In order to answer questions such as
- "How many search queries happen in what languages?"
- "How many files are in lang X?"
- "How many files/descriptions are in multiple languages?"
we need to be able to identify the language of the search queries in CirrusSearchRequestSet, file descriptions in Edits data lake, and event logging data in Hive. We have Accept-Language data (in a lot of cases, but not always) in Cirrus logs, but it's not a reliable marker – although we can use it together with a more reliable method such as TextCat (a popular algorithm for this task).
Once a library is available, I can write the UDF that uses it but I'll need help building up a catalog of languages. @TJones and Stas have implemented a PHP version that we use in production so Trey already has A BUNCH of TextCat language models (one set specifically for search queries and one set built from Wikipedia articles for general language identification). We might need to convert or recreate these in a different format.
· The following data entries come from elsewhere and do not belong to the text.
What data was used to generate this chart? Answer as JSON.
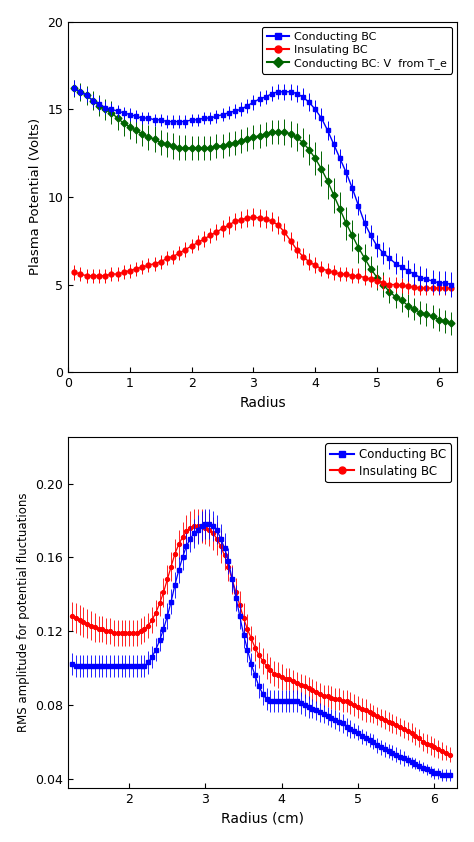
{
  "top_plot": {
    "ylabel": "Plasma Potential (Volts)",
    "xlabel": "Radius",
    "xlim": [
      0,
      6.3
    ],
    "ylim": [
      0,
      20
    ],
    "yticks": [
      0,
      5,
      10,
      15,
      20
    ],
    "xticks": [
      0,
      1,
      2,
      3,
      4,
      5,
      6
    ],
    "legend_labels": [
      "Conducting BC",
      "Insulating BC",
      "Conducting BC: V  from T_e"
    ],
    "colors": [
      "#0000FF",
      "#FF0000",
      "#006400"
    ],
    "blue_x": [
      0.1,
      0.2,
      0.3,
      0.4,
      0.5,
      0.6,
      0.7,
      0.8,
      0.9,
      1.0,
      1.1,
      1.2,
      1.3,
      1.4,
      1.5,
      1.6,
      1.7,
      1.8,
      1.9,
      2.0,
      2.1,
      2.2,
      2.3,
      2.4,
      2.5,
      2.6,
      2.7,
      2.8,
      2.9,
      3.0,
      3.1,
      3.2,
      3.3,
      3.4,
      3.5,
      3.6,
      3.7,
      3.8,
      3.9,
      4.0,
      4.1,
      4.2,
      4.3,
      4.4,
      4.5,
      4.6,
      4.7,
      4.8,
      4.9,
      5.0,
      5.1,
      5.2,
      5.3,
      5.4,
      5.5,
      5.6,
      5.7,
      5.8,
      5.9,
      6.0,
      6.1,
      6.2
    ],
    "blue_y": [
      16.2,
      16.0,
      15.8,
      15.5,
      15.3,
      15.1,
      15.0,
      14.9,
      14.8,
      14.7,
      14.6,
      14.5,
      14.5,
      14.4,
      14.4,
      14.3,
      14.3,
      14.3,
      14.3,
      14.4,
      14.4,
      14.5,
      14.5,
      14.6,
      14.7,
      14.8,
      14.9,
      15.0,
      15.2,
      15.4,
      15.6,
      15.7,
      15.9,
      16.0,
      16.0,
      16.0,
      15.9,
      15.7,
      15.4,
      15.0,
      14.5,
      13.8,
      13.0,
      12.2,
      11.4,
      10.5,
      9.5,
      8.5,
      7.8,
      7.2,
      6.8,
      6.5,
      6.2,
      6.0,
      5.8,
      5.6,
      5.4,
      5.3,
      5.2,
      5.1,
      5.1,
      5.0
    ],
    "blue_yerr": [
      0.45,
      0.4,
      0.4,
      0.38,
      0.38,
      0.38,
      0.35,
      0.35,
      0.35,
      0.35,
      0.35,
      0.35,
      0.35,
      0.35,
      0.35,
      0.35,
      0.35,
      0.35,
      0.35,
      0.35,
      0.35,
      0.35,
      0.35,
      0.38,
      0.38,
      0.38,
      0.4,
      0.4,
      0.4,
      0.42,
      0.42,
      0.42,
      0.43,
      0.43,
      0.45,
      0.45,
      0.48,
      0.5,
      0.52,
      0.55,
      0.55,
      0.55,
      0.55,
      0.55,
      0.55,
      0.55,
      0.55,
      0.55,
      0.58,
      0.6,
      0.62,
      0.62,
      0.62,
      0.62,
      0.62,
      0.65,
      0.65,
      0.65,
      0.65,
      0.65,
      0.65,
      0.7
    ],
    "red_x": [
      0.1,
      0.2,
      0.3,
      0.4,
      0.5,
      0.6,
      0.7,
      0.8,
      0.9,
      1.0,
      1.1,
      1.2,
      1.3,
      1.4,
      1.5,
      1.6,
      1.7,
      1.8,
      1.9,
      2.0,
      2.1,
      2.2,
      2.3,
      2.4,
      2.5,
      2.6,
      2.7,
      2.8,
      2.9,
      3.0,
      3.1,
      3.2,
      3.3,
      3.4,
      3.5,
      3.6,
      3.7,
      3.8,
      3.9,
      4.0,
      4.1,
      4.2,
      4.3,
      4.4,
      4.5,
      4.6,
      4.7,
      4.8,
      4.9,
      5.0,
      5.1,
      5.2,
      5.3,
      5.4,
      5.5,
      5.6,
      5.7,
      5.8,
      5.9,
      6.0,
      6.1,
      6.2
    ],
    "red_y": [
      5.7,
      5.6,
      5.5,
      5.5,
      5.5,
      5.5,
      5.6,
      5.6,
      5.7,
      5.8,
      5.9,
      6.0,
      6.1,
      6.2,
      6.3,
      6.5,
      6.6,
      6.8,
      7.0,
      7.2,
      7.4,
      7.6,
      7.8,
      8.0,
      8.2,
      8.4,
      8.6,
      8.7,
      8.8,
      8.85,
      8.8,
      8.75,
      8.6,
      8.4,
      8.0,
      7.5,
      7.0,
      6.6,
      6.3,
      6.1,
      5.9,
      5.8,
      5.7,
      5.6,
      5.6,
      5.5,
      5.5,
      5.4,
      5.3,
      5.2,
      5.1,
      5.0,
      5.0,
      4.95,
      4.9,
      4.85,
      4.8,
      4.8,
      4.8,
      4.8,
      4.8,
      4.8
    ],
    "red_yerr": [
      0.42,
      0.4,
      0.4,
      0.4,
      0.4,
      0.4,
      0.4,
      0.4,
      0.4,
      0.4,
      0.4,
      0.4,
      0.4,
      0.4,
      0.4,
      0.4,
      0.4,
      0.4,
      0.42,
      0.42,
      0.42,
      0.45,
      0.45,
      0.48,
      0.5,
      0.5,
      0.5,
      0.5,
      0.5,
      0.5,
      0.5,
      0.52,
      0.52,
      0.52,
      0.52,
      0.52,
      0.5,
      0.5,
      0.48,
      0.45,
      0.43,
      0.42,
      0.42,
      0.42,
      0.42,
      0.42,
      0.42,
      0.42,
      0.42,
      0.42,
      0.42,
      0.42,
      0.42,
      0.42,
      0.42,
      0.42,
      0.42,
      0.42,
      0.42,
      0.42,
      0.42,
      0.42
    ],
    "green_x": [
      0.1,
      0.2,
      0.3,
      0.4,
      0.5,
      0.6,
      0.7,
      0.8,
      0.9,
      1.0,
      1.1,
      1.2,
      1.3,
      1.4,
      1.5,
      1.6,
      1.7,
      1.8,
      1.9,
      2.0,
      2.1,
      2.2,
      2.3,
      2.4,
      2.5,
      2.6,
      2.7,
      2.8,
      2.9,
      3.0,
      3.1,
      3.2,
      3.3,
      3.4,
      3.5,
      3.6,
      3.7,
      3.8,
      3.9,
      4.0,
      4.1,
      4.2,
      4.3,
      4.4,
      4.5,
      4.6,
      4.7,
      4.8,
      4.9,
      5.0,
      5.1,
      5.2,
      5.3,
      5.4,
      5.5,
      5.6,
      5.7,
      5.8,
      5.9,
      6.0,
      6.1,
      6.2
    ],
    "green_y": [
      16.2,
      16.0,
      15.8,
      15.5,
      15.2,
      15.0,
      14.8,
      14.5,
      14.2,
      14.0,
      13.8,
      13.6,
      13.4,
      13.3,
      13.1,
      13.0,
      12.9,
      12.8,
      12.8,
      12.8,
      12.8,
      12.8,
      12.8,
      12.9,
      12.9,
      13.0,
      13.1,
      13.2,
      13.3,
      13.4,
      13.5,
      13.6,
      13.7,
      13.7,
      13.7,
      13.6,
      13.4,
      13.1,
      12.7,
      12.2,
      11.6,
      10.9,
      10.1,
      9.3,
      8.5,
      7.8,
      7.1,
      6.5,
      5.9,
      5.4,
      5.0,
      4.6,
      4.3,
      4.1,
      3.8,
      3.6,
      3.4,
      3.3,
      3.2,
      3.0,
      2.9,
      2.8
    ],
    "green_yerr": [
      0.5,
      0.5,
      0.55,
      0.55,
      0.6,
      0.6,
      0.65,
      0.68,
      0.7,
      0.72,
      0.72,
      0.72,
      0.72,
      0.72,
      0.72,
      0.72,
      0.72,
      0.72,
      0.72,
      0.7,
      0.7,
      0.7,
      0.7,
      0.68,
      0.68,
      0.68,
      0.68,
      0.68,
      0.68,
      0.68,
      0.68,
      0.68,
      0.68,
      0.7,
      0.72,
      0.75,
      0.8,
      0.85,
      0.9,
      0.95,
      1.0,
      1.0,
      1.0,
      1.0,
      0.95,
      0.9,
      0.85,
      0.8,
      0.75,
      0.72,
      0.7,
      0.68,
      0.65,
      0.65,
      0.65,
      0.65,
      0.65,
      0.65,
      0.65,
      0.65,
      0.65,
      0.65
    ]
  },
  "bottom_plot": {
    "ylabel": "RMS amplitude for potential fluctuations",
    "xlabel": "Radius (cm)",
    "xlim": [
      1.2,
      6.3
    ],
    "ylim": [
      0.035,
      0.225
    ],
    "yticks": [
      0.04,
      0.08,
      0.12,
      0.16,
      0.2
    ],
    "xticks": [
      2,
      3,
      4,
      5,
      6
    ],
    "legend_labels": [
      "Conducting BC",
      "Insulating BC"
    ],
    "colors": [
      "#0000FF",
      "#FF0000"
    ],
    "blue_x": [
      1.25,
      1.3,
      1.35,
      1.4,
      1.45,
      1.5,
      1.55,
      1.6,
      1.65,
      1.7,
      1.75,
      1.8,
      1.85,
      1.9,
      1.95,
      2.0,
      2.05,
      2.1,
      2.15,
      2.2,
      2.25,
      2.3,
      2.35,
      2.4,
      2.45,
      2.5,
      2.55,
      2.6,
      2.65,
      2.7,
      2.75,
      2.8,
      2.85,
      2.9,
      2.95,
      3.0,
      3.05,
      3.1,
      3.15,
      3.2,
      3.25,
      3.3,
      3.35,
      3.4,
      3.45,
      3.5,
      3.55,
      3.6,
      3.65,
      3.7,
      3.75,
      3.8,
      3.85,
      3.9,
      3.95,
      4.0,
      4.05,
      4.1,
      4.15,
      4.2,
      4.25,
      4.3,
      4.35,
      4.4,
      4.45,
      4.5,
      4.55,
      4.6,
      4.65,
      4.7,
      4.75,
      4.8,
      4.85,
      4.9,
      4.95,
      5.0,
      5.05,
      5.1,
      5.15,
      5.2,
      5.25,
      5.3,
      5.35,
      5.4,
      5.45,
      5.5,
      5.55,
      5.6,
      5.65,
      5.7,
      5.75,
      5.8,
      5.85,
      5.9,
      5.95,
      6.0,
      6.05,
      6.1,
      6.15,
      6.2
    ],
    "blue_y": [
      0.102,
      0.101,
      0.101,
      0.101,
      0.101,
      0.101,
      0.101,
      0.101,
      0.101,
      0.101,
      0.101,
      0.101,
      0.101,
      0.101,
      0.101,
      0.101,
      0.101,
      0.101,
      0.101,
      0.101,
      0.103,
      0.106,
      0.11,
      0.115,
      0.121,
      0.128,
      0.136,
      0.145,
      0.153,
      0.16,
      0.166,
      0.17,
      0.173,
      0.175,
      0.177,
      0.178,
      0.178,
      0.177,
      0.175,
      0.17,
      0.165,
      0.158,
      0.148,
      0.138,
      0.128,
      0.118,
      0.11,
      0.102,
      0.096,
      0.09,
      0.086,
      0.083,
      0.082,
      0.082,
      0.082,
      0.082,
      0.082,
      0.082,
      0.082,
      0.082,
      0.081,
      0.08,
      0.079,
      0.078,
      0.077,
      0.076,
      0.075,
      0.074,
      0.073,
      0.072,
      0.071,
      0.07,
      0.068,
      0.067,
      0.066,
      0.065,
      0.063,
      0.062,
      0.061,
      0.06,
      0.058,
      0.057,
      0.056,
      0.055,
      0.054,
      0.053,
      0.052,
      0.051,
      0.05,
      0.049,
      0.048,
      0.047,
      0.046,
      0.045,
      0.044,
      0.043,
      0.043,
      0.042,
      0.042,
      0.042
    ],
    "blue_yerr": [
      0.006,
      0.006,
      0.006,
      0.006,
      0.006,
      0.006,
      0.006,
      0.006,
      0.006,
      0.006,
      0.006,
      0.006,
      0.006,
      0.006,
      0.006,
      0.006,
      0.006,
      0.006,
      0.006,
      0.006,
      0.006,
      0.006,
      0.006,
      0.006,
      0.006,
      0.007,
      0.007,
      0.007,
      0.007,
      0.007,
      0.007,
      0.007,
      0.008,
      0.008,
      0.008,
      0.008,
      0.008,
      0.008,
      0.008,
      0.008,
      0.008,
      0.007,
      0.007,
      0.007,
      0.007,
      0.007,
      0.007,
      0.006,
      0.006,
      0.006,
      0.006,
      0.006,
      0.006,
      0.006,
      0.006,
      0.006,
      0.006,
      0.006,
      0.006,
      0.006,
      0.006,
      0.006,
      0.006,
      0.005,
      0.005,
      0.005,
      0.005,
      0.005,
      0.005,
      0.005,
      0.005,
      0.005,
      0.005,
      0.005,
      0.004,
      0.004,
      0.004,
      0.004,
      0.004,
      0.004,
      0.004,
      0.004,
      0.004,
      0.004,
      0.004,
      0.004,
      0.004,
      0.004,
      0.003,
      0.003,
      0.003,
      0.003,
      0.003,
      0.003,
      0.003,
      0.003,
      0.003,
      0.003,
      0.003,
      0.003
    ],
    "red_x": [
      1.25,
      1.3,
      1.35,
      1.4,
      1.45,
      1.5,
      1.55,
      1.6,
      1.65,
      1.7,
      1.75,
      1.8,
      1.85,
      1.9,
      1.95,
      2.0,
      2.05,
      2.1,
      2.15,
      2.2,
      2.25,
      2.3,
      2.35,
      2.4,
      2.45,
      2.5,
      2.55,
      2.6,
      2.65,
      2.7,
      2.75,
      2.8,
      2.85,
      2.9,
      2.95,
      3.0,
      3.05,
      3.1,
      3.15,
      3.2,
      3.25,
      3.3,
      3.35,
      3.4,
      3.45,
      3.5,
      3.55,
      3.6,
      3.65,
      3.7,
      3.75,
      3.8,
      3.85,
      3.9,
      3.95,
      4.0,
      4.05,
      4.1,
      4.15,
      4.2,
      4.25,
      4.3,
      4.35,
      4.4,
      4.45,
      4.5,
      4.55,
      4.6,
      4.65,
      4.7,
      4.75,
      4.8,
      4.85,
      4.9,
      4.95,
      5.0,
      5.05,
      5.1,
      5.15,
      5.2,
      5.25,
      5.3,
      5.35,
      5.4,
      5.45,
      5.5,
      5.55,
      5.6,
      5.65,
      5.7,
      5.75,
      5.8,
      5.85,
      5.9,
      5.95,
      6.0,
      6.05,
      6.1,
      6.15,
      6.2
    ],
    "red_y": [
      0.128,
      0.127,
      0.126,
      0.125,
      0.124,
      0.123,
      0.122,
      0.121,
      0.121,
      0.12,
      0.12,
      0.119,
      0.119,
      0.119,
      0.119,
      0.119,
      0.119,
      0.119,
      0.12,
      0.121,
      0.123,
      0.126,
      0.13,
      0.135,
      0.141,
      0.148,
      0.155,
      0.162,
      0.167,
      0.171,
      0.174,
      0.176,
      0.177,
      0.177,
      0.177,
      0.176,
      0.175,
      0.173,
      0.17,
      0.166,
      0.161,
      0.155,
      0.148,
      0.141,
      0.134,
      0.127,
      0.121,
      0.116,
      0.111,
      0.107,
      0.104,
      0.101,
      0.099,
      0.097,
      0.096,
      0.095,
      0.094,
      0.094,
      0.093,
      0.092,
      0.091,
      0.09,
      0.089,
      0.088,
      0.087,
      0.086,
      0.085,
      0.085,
      0.084,
      0.083,
      0.083,
      0.082,
      0.082,
      0.081,
      0.08,
      0.079,
      0.078,
      0.077,
      0.076,
      0.075,
      0.074,
      0.073,
      0.072,
      0.071,
      0.07,
      0.069,
      0.068,
      0.067,
      0.066,
      0.065,
      0.063,
      0.062,
      0.06,
      0.059,
      0.058,
      0.057,
      0.056,
      0.055,
      0.054,
      0.053
    ],
    "red_yerr": [
      0.008,
      0.008,
      0.008,
      0.008,
      0.008,
      0.008,
      0.008,
      0.007,
      0.007,
      0.007,
      0.007,
      0.007,
      0.007,
      0.007,
      0.007,
      0.007,
      0.007,
      0.007,
      0.007,
      0.007,
      0.007,
      0.007,
      0.007,
      0.007,
      0.008,
      0.008,
      0.008,
      0.008,
      0.008,
      0.008,
      0.009,
      0.009,
      0.009,
      0.009,
      0.009,
      0.009,
      0.009,
      0.009,
      0.009,
      0.009,
      0.008,
      0.008,
      0.008,
      0.008,
      0.008,
      0.008,
      0.008,
      0.007,
      0.007,
      0.007,
      0.007,
      0.007,
      0.007,
      0.007,
      0.007,
      0.007,
      0.006,
      0.006,
      0.006,
      0.006,
      0.006,
      0.006,
      0.006,
      0.006,
      0.006,
      0.006,
      0.006,
      0.006,
      0.006,
      0.006,
      0.006,
      0.006,
      0.006,
      0.006,
      0.006,
      0.006,
      0.006,
      0.006,
      0.005,
      0.005,
      0.005,
      0.005,
      0.005,
      0.005,
      0.005,
      0.005,
      0.005,
      0.005,
      0.005,
      0.005,
      0.005,
      0.005,
      0.005,
      0.005,
      0.005,
      0.005,
      0.005,
      0.005,
      0.004,
      0.004
    ]
  }
}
Fortunately there appears to be a Java library of TextCat that we could use. So the first step would be making that library available by adding it as a dependency to analytics/refinery/source/refinery-hive. I assume it would need to be reviewed by Ops/Analytics for security reasons? Or maybe there's a way for us to utilize the PHP implementation from inside Java/Hive?
I should also mention that besides being able to answer important questions for the Structured Data on Commons endeavor, there are also research questions about language of edits & content that could then be asked and answered if this were to be available :)